4.6 Access to records. Upon CEPI’s request, the Partner shall make available (and shall procure that its Sub-Contractors make available) to CEPI all records generated in connection with any Work Package of the Project (except for any records which at the time of the request should remain blinded to CEPI in the interests of the integrity of a clinical trial).
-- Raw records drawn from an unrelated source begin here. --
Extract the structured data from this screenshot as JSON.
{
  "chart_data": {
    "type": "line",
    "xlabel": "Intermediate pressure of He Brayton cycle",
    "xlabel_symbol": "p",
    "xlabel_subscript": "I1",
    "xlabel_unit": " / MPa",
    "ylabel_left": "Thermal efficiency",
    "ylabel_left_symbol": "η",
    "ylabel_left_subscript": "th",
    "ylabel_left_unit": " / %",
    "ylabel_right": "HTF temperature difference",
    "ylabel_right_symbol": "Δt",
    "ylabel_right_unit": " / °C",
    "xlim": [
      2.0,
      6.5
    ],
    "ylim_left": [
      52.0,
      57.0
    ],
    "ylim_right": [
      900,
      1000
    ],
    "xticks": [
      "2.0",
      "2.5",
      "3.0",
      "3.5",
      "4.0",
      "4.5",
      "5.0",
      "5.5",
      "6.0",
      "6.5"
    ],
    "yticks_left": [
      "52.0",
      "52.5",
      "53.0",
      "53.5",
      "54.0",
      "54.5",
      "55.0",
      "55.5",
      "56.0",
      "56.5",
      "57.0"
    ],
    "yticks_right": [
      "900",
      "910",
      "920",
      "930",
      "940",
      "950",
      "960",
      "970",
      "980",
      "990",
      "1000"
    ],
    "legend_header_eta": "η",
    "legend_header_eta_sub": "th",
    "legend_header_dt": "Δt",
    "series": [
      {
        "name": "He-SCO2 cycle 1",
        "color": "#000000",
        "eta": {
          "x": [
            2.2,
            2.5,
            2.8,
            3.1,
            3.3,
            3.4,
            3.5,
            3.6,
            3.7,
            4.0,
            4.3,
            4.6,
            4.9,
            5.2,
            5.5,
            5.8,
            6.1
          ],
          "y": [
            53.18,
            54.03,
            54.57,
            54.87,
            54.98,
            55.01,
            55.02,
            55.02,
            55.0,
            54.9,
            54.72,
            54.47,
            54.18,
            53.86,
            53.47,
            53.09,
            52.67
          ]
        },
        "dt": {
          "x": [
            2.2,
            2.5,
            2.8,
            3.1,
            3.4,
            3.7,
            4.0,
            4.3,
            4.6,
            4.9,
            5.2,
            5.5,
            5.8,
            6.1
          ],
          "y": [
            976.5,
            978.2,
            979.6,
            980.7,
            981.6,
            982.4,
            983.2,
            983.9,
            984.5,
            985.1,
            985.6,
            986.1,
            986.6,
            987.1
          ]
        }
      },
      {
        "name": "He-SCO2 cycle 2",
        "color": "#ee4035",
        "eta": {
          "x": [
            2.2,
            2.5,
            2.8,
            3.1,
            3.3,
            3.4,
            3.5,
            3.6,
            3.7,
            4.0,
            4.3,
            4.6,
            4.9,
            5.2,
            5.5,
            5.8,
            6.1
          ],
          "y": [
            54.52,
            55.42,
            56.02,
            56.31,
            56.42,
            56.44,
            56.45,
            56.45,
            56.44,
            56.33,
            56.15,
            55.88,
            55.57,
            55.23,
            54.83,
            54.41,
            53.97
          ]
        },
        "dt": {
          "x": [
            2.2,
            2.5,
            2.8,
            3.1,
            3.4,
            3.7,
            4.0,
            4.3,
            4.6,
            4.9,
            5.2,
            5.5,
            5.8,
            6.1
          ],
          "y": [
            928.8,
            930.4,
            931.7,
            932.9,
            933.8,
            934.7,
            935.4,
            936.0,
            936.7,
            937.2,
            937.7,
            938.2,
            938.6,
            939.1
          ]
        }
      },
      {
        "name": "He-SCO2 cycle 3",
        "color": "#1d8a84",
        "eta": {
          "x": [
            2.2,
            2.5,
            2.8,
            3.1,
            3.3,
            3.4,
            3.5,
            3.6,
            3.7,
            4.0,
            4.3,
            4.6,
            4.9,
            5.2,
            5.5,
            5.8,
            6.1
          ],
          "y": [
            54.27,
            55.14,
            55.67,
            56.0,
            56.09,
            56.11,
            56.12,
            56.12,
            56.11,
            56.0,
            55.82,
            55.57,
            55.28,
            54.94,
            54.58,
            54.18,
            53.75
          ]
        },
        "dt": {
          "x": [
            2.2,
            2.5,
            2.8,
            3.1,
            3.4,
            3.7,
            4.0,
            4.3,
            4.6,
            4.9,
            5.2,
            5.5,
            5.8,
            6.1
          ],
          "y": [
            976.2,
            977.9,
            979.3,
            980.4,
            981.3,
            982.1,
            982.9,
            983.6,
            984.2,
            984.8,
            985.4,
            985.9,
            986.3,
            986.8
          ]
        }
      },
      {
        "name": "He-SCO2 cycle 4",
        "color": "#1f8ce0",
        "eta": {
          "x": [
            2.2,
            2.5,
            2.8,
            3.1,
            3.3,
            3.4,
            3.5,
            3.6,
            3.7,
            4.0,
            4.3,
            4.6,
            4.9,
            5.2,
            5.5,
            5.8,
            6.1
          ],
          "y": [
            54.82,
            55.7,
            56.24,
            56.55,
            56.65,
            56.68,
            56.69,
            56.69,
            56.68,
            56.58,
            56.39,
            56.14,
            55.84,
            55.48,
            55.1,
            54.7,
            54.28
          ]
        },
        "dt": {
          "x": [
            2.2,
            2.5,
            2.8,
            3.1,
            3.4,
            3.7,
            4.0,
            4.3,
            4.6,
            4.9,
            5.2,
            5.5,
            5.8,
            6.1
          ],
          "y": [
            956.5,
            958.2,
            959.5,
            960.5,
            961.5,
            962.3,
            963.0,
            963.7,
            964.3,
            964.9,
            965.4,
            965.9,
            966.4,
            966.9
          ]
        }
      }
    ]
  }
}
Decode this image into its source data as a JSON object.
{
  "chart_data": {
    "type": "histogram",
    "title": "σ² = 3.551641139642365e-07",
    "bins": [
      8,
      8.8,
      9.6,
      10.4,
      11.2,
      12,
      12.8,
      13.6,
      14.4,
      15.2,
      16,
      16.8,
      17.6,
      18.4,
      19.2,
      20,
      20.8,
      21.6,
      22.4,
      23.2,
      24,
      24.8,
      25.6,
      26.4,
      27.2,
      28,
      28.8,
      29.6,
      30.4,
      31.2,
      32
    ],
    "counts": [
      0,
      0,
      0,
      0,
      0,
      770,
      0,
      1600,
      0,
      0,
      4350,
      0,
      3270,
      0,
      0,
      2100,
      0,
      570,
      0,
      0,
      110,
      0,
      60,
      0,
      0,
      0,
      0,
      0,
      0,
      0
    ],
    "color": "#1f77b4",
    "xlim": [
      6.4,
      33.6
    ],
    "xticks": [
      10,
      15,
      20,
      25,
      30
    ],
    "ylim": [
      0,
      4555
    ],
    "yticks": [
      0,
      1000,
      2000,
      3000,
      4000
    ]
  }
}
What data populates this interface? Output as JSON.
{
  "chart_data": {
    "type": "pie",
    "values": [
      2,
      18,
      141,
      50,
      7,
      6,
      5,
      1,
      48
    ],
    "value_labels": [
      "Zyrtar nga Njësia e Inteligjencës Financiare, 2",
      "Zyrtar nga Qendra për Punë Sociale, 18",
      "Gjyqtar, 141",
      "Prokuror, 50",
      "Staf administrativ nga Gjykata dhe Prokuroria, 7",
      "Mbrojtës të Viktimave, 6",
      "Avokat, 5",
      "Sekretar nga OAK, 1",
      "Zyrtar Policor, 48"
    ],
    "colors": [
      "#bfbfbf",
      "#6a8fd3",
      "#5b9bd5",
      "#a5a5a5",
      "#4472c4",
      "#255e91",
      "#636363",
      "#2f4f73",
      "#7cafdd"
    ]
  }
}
4.7 Accuracy of data. The Partner shall use Reasonable Effort to ensure that the Data it maintains and reports to CEPI and the JMAG [Joint Monitoring and Advisory Group], are complete, reliable, accurate and not misleading. The provisions in this Clause 4 shall apply mutatis mutandis to Additional Work Packages and Additional Work Package Statements.
9. Clinical Trials
9.4 Data. CEPI may engage one or more Assessors to perform certain assessments and/or meta-analyses of data (at CEPI’s cost) to provide CEPI with directly comparable assessments of equivalent vaccines produced by CEPI’s portfolio of vaccine platforms. The results of the data analysis or other assessments will be subject to the confidentiality and data protection obligations and the limitations of the Public Health License under this Agreement. Upon request, CEPI will provide the results of such data analysis as regards their own data to the Partner. To enable CEPI or its Assessors to conduct such analyses, subject to specific Work Packages, the Partner agrees to take Reasonable Efforts as follows:
9.4.1. to provide data or other information generated by Partner under this Agreement to CEPI’s designated Assessor as CEPI shall request, including without limitation, data regarding CMC, formulation or the results of any of its pre-clinical or clinical trials (duly anonymized and, upon CEPI’s request, blinded);
9.4.2. to provide CEPI’s designated Assessor with other data (duly de-identified and, upon CEPI’s request, blinded) from the Development as CEPI may reasonably request in order to conduct comparative assessments and meta-analyses thereof;
9.4.3. to include language in the informed consent forms used in connection with the use of data or the collection of samples from which such data is derived, granting permissions for such data (duly de-identified) to be used for the purposes indicated in this Clause 9, and also that all such informed consent forms have been approved by any and all appropriate ethical committees or institutional review boards; and
9.4.4. to obtain informed consent from the human subjects vaccinated with the Project Vaccines in clinical trials that gives permission for the use of data (duly de-identified and, at CEPI’s request, blinded) and for the collection of samples from which data is derived (ensure that all requisite informed consent documentation allowing the provision, transportation, use and analysis of data by CEPI or its designated Assessors as indicated in this Clause 9; and also that all such informed consents satisfy the requirements of any and all appropriate ethical committees or institutional review boards.
The provisions in this Clause 9 shall apply mutatis mutandis to Additional Work Packages and Additional Work Package Statements.